What do Russia, Exxon Mobil, and ISIS have in common? Not much, except that they’re all grappling with an inconvenient but incontrovertible truth: a sudden, significant, and prolonged shift in the price of oil changes the world.
That truth was on display in 1974, and it’s on display again now. Over the course of just a few months in 1973-1974, the price of oil surged from $3 to $12 per barrel. The new price created new global economic powers: oil-producing countries primarily in the Middle East and North Africa. It also dealt a severe blow to the economies of the United States, Europe, Japan, and other oil importers. The oil shock altered power relations between the world’s main geopolitical players and created new ones. Higher oil prices had many unexpected consequences—from breeding oil wars to fueling the
international spread of Islamic fundamentalism thanks to funding from newly super-rich countries like Saudi Arabia.

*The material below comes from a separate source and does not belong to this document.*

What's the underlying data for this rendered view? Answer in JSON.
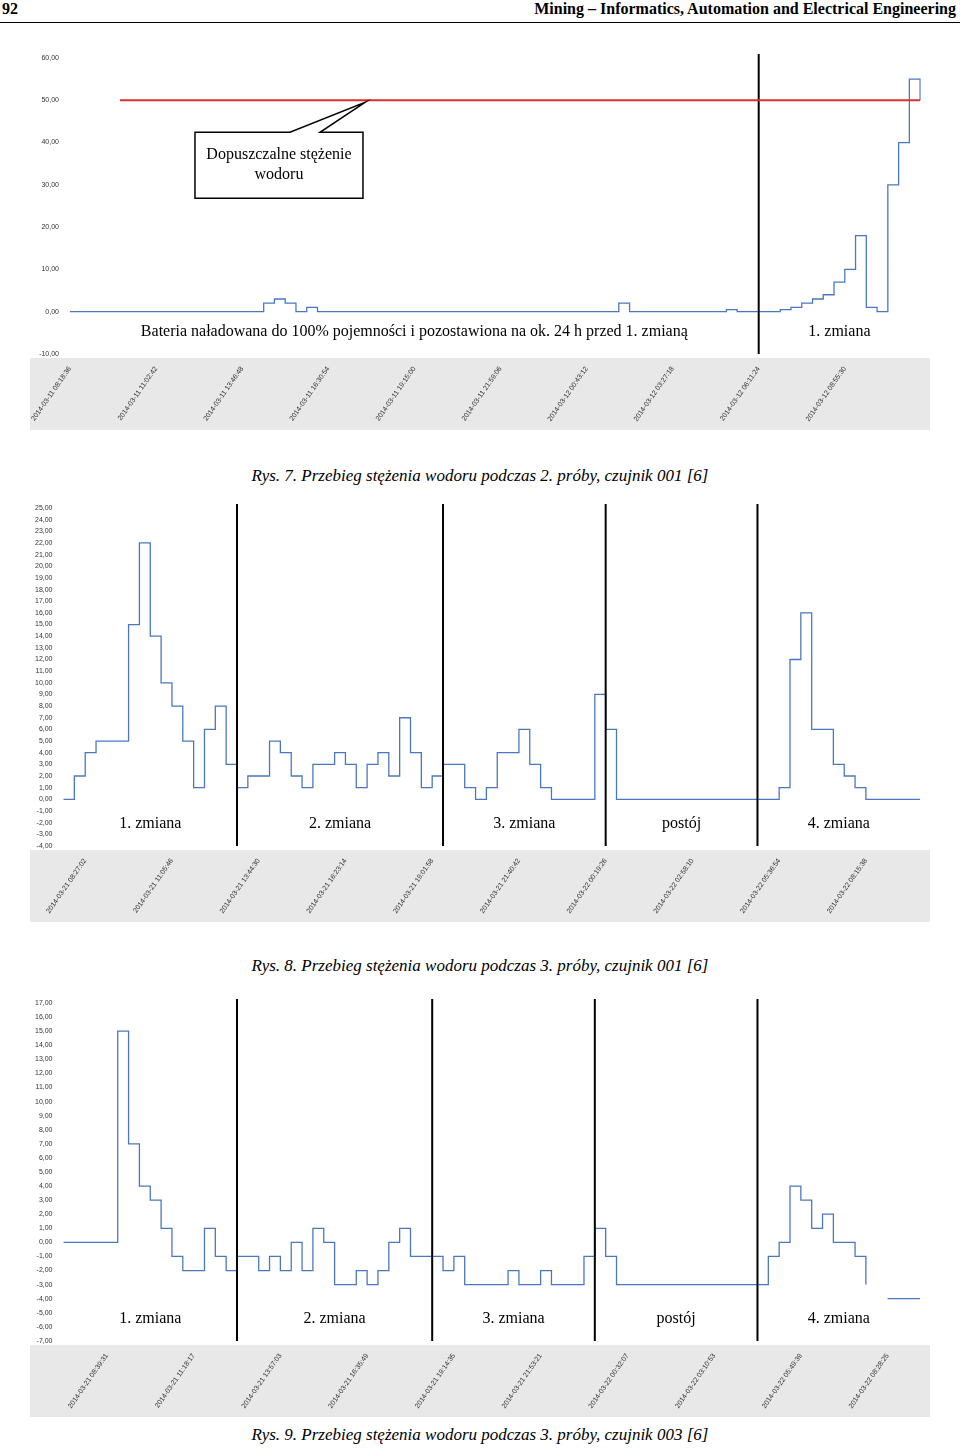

Today’s drop in crude-oil prices, which began in the summer of 2014, may be as disruptive as the quadrupling of oil prices that created the oil shock of 1974.

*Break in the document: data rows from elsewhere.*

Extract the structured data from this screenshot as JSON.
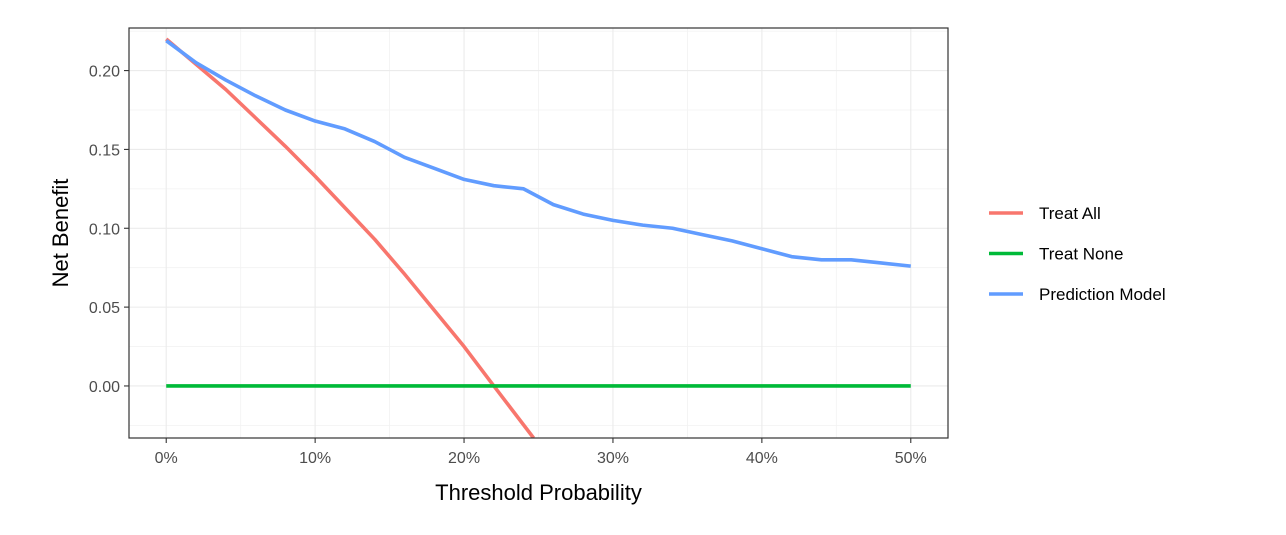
{
  "chart_data": {
    "type": "line",
    "xlabel": "Threshold Probability",
    "ylabel": "Net Benefit",
    "xlim": [
      -0.025,
      0.525
    ],
    "ylim": [
      -0.033,
      0.227
    ],
    "x_ticks": [
      0,
      0.1,
      0.2,
      0.3,
      0.4,
      0.5
    ],
    "x_tick_labels": [
      "0%",
      "10%",
      "20%",
      "30%",
      "40%",
      "50%"
    ],
    "y_ticks": [
      0.0,
      0.05,
      0.1,
      0.15,
      0.2
    ],
    "y_tick_labels": [
      "0.00",
      "0.05",
      "0.10",
      "0.15",
      "0.20"
    ],
    "grid": true,
    "legend_position": "right",
    "series": [
      {
        "name": "Treat All",
        "color": "#F8766D",
        "x": [
          0,
          0.02,
          0.04,
          0.06,
          0.08,
          0.1,
          0.12,
          0.14,
          0.16,
          0.18,
          0.2,
          0.22,
          0.2467
        ],
        "y": [
          0.22,
          0.204,
          0.188,
          0.17,
          0.152,
          0.133,
          0.113,
          0.093,
          0.071,
          0.048,
          0.025,
          0.0,
          -0.033
        ]
      },
      {
        "name": "Treat None",
        "color": "#00BA38",
        "x": [
          0,
          0.5
        ],
        "y": [
          0,
          0
        ]
      },
      {
        "name": "Prediction Model",
        "color": "#619CFF",
        "x": [
          0,
          0.02,
          0.04,
          0.06,
          0.08,
          0.1,
          0.12,
          0.14,
          0.16,
          0.18,
          0.2,
          0.22,
          0.24,
          0.26,
          0.28,
          0.3,
          0.32,
          0.34,
          0.36,
          0.38,
          0.4,
          0.42,
          0.44,
          0.46,
          0.48,
          0.5
        ],
        "y": [
          0.219,
          0.205,
          0.194,
          0.184,
          0.175,
          0.168,
          0.163,
          0.155,
          0.145,
          0.138,
          0.131,
          0.127,
          0.125,
          0.115,
          0.109,
          0.105,
          0.102,
          0.1,
          0.096,
          0.092,
          0.087,
          0.082,
          0.08,
          0.08,
          0.078,
          0.076
        ]
      }
    ]
  }
}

Some of the effects of this decline in oil prices have been clear and immediate; picture happy Americans at gas stations and frantic government officials in oil-exporting countries forced to cut public budgets and consequently risk social and political turmoil.
In Russia, for instance, the ruble has suffered a steep devaluation, stock-market prices have fallen, the Central Bank’s reserves are shrinking, capital is fleeing the country, export revenues are down, and foreign investment has practically dried up. Russia’s sovereign bonds have been downgraded to junk status by credit-rating agencies. All of this largely stems from contracting oil and gas revenues (which account for 68 percent of Russia’s total export revenues and 50 percent of its federal-budget revenues) and economic sanctions imposed by the United States and Europe as a result of the Kremlin’s behavior toward Ukraine. Some fear that a belligerent Vladimir Putin could stir trouble abroad to distract from the deteriorating economic situation at home.